FG: Was there also a concern about the fact that when you are putting out CDs you are putting out masters and the potential consequences of that for your business?
LR: Yes, it's true. Technology is going to change the whole fundamentals of your business, but you are not going to stop it, that's the point, so get with it. There is no choice. Technology is going in one direction, consumers are going in that direction and you are a total ass if you are trying to stop it. But that's what they tried to do. And you can see what happened: they killed themselves. So when I think about where the opportunities are in music and what has to happen, the so-called record companies are not even in the picture.
FG: And then we went past CDs, past physical distribution and began dealing with downloads. Was the lesson learned?.
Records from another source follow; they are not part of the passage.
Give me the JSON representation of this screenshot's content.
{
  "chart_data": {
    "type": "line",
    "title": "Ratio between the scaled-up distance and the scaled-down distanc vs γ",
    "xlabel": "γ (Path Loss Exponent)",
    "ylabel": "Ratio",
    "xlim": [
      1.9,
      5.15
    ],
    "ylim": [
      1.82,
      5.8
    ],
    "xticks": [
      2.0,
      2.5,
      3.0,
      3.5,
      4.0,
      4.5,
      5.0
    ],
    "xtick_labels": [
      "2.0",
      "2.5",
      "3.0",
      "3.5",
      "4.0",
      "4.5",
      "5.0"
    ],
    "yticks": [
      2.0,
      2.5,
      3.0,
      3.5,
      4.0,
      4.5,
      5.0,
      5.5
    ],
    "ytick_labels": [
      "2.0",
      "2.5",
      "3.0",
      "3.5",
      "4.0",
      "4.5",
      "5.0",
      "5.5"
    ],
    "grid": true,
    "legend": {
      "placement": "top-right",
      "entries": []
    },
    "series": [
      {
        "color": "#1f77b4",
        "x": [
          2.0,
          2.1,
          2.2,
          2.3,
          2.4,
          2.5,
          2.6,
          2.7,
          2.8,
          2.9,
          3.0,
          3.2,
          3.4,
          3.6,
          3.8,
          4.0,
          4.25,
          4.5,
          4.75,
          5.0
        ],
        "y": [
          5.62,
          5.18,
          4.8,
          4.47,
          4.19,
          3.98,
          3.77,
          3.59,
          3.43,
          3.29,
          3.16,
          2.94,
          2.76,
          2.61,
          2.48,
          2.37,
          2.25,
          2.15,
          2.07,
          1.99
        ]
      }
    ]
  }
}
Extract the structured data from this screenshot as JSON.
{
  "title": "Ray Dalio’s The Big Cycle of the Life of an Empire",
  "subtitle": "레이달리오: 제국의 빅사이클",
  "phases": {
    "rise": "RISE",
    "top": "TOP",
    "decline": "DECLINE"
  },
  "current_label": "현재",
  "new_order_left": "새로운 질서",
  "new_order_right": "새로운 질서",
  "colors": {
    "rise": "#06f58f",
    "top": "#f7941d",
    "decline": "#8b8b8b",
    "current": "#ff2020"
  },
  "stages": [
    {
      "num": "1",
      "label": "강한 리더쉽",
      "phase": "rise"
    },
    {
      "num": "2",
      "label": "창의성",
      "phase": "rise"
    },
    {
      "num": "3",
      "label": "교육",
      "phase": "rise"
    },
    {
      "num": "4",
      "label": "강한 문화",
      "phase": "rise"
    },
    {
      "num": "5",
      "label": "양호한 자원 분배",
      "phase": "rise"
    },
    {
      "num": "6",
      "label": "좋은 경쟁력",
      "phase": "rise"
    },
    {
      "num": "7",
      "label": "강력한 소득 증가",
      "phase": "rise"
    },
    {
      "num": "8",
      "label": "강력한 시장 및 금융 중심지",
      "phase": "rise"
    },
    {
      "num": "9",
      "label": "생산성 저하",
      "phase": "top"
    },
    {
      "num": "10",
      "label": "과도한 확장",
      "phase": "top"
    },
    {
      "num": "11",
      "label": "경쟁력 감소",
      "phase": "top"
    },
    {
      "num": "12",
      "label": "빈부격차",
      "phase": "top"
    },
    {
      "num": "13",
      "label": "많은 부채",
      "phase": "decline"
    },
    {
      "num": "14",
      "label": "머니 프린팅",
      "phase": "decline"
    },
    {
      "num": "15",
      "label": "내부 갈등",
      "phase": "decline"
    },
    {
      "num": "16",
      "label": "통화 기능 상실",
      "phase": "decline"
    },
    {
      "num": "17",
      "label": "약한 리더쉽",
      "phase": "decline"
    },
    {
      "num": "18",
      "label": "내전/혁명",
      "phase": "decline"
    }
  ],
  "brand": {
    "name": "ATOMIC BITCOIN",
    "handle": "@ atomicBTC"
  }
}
LR: Same thing when it came to the idea of buying and distributing music electronically. They were totally against it. And I started another company N2K in which the whole idea was to sell music electronically and move in the direction I felt technology was going. And they tried to actually stop that from happening. The reality is that you can't defy gravity. It's idiotic. You won't stop technology or progress. It's that simple. No matter what you think, it doesn't make any difference.
FG: So then what is the new paradigm, the new model?
LR: I'm exploring that from an entrepreneurial point of view. The performing arts centers can be part of that new model. I think NPR is part of that model. I think you have to figure out who is the consumer for this kind of product, where they aggregate, how do you get the music to them, and how do they get exposed to it. And when they are, if it's good, they'll start taking to it.